Le escavazioni procedevano tra rivendicazioni salariali da parte dei fellah e oggettive difficoltà dovute alla friabilità del manto sabbioso. Gli uomini utilizzavano delle specie di rastrelli, realizzati dallo stesso Belzoni, che trascinavano corde utili per smuovere la sabbia. Quest’ultima, perché fosse più coesa e si attenuasse il rischio di crolli, veniva compattata dopo essere stata bagnata. Ma anche trasportare acqua a spalla dalla riva del fiume sino alla collina di sabbia richiedeva uno sforzo considerevole.
«Andate a chiamare l’effendi!» gridò lo scavatore la mattina del primo agosto 1817.

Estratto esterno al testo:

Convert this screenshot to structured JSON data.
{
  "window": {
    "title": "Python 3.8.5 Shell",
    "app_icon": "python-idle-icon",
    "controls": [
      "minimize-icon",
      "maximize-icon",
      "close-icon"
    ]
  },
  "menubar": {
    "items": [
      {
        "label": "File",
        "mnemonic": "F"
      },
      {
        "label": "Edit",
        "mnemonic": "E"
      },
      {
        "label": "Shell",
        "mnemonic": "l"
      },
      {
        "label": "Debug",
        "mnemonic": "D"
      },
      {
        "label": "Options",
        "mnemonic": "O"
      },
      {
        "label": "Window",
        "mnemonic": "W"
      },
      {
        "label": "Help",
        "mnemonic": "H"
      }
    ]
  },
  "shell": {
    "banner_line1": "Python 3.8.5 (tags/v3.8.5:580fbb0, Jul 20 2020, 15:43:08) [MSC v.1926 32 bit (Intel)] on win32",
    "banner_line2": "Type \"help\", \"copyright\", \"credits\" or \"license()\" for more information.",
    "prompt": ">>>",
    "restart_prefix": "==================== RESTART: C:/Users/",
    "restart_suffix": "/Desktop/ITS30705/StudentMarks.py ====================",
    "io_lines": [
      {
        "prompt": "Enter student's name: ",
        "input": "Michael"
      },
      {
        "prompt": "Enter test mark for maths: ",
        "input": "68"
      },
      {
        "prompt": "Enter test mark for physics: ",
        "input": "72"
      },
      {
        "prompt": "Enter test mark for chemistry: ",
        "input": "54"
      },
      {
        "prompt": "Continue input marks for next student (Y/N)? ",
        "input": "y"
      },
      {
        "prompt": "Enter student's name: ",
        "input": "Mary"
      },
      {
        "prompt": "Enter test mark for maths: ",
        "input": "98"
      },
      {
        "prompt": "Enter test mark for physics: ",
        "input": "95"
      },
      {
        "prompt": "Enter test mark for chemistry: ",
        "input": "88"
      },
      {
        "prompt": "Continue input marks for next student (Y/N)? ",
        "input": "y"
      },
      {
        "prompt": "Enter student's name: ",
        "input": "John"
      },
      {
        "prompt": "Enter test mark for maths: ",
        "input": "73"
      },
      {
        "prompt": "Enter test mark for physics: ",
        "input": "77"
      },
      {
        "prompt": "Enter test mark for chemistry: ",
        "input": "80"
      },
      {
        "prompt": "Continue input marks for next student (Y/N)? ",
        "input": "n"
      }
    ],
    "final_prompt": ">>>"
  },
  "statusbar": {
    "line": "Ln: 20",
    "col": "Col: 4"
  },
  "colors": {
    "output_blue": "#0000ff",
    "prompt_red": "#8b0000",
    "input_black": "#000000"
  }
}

La travatura in pietra lasciava intravedere una piccola fessura sotto di sé. Belzoni sorrise e chiamò tutte le squadre disponibili. Bisognava allargare il passaggio quel tanto da consentirgli di accedere al tempio. Infatti, non appena il pertugio fu abbastanza largo, Giovanni strisciò nell’oscurità armato di una torcia, di un acciarino e della sua inseparabile pistola.
Le mani riportarono il piccione nella sua gabbia, poi aprirono il bussolotto e dispiegarono nervose il foglio del messaggio. Questa volta il testo era lungo e dettagliato.
«Belzoni è riuscito ad aprirsi un varco all’interno del tempio di Abu Simbel e ha effettuato diverse ispezioni. L’interno appare maestoso e le colonne mantengono colori accesi, come se le decorazioni che le adornano fossero state appena realizzate. Contrariamente a quanto pensava, Belzoni non ha trovato tesori, ma solo due sfingi di pietra alte quasi sino al torace di un uomo e altri oggetti sacri di poco conto. Le finanze dei Belzoni sono sempre più ridotte. Non so per quanto tempo ancora potrà andare avanti la loro ricerca.»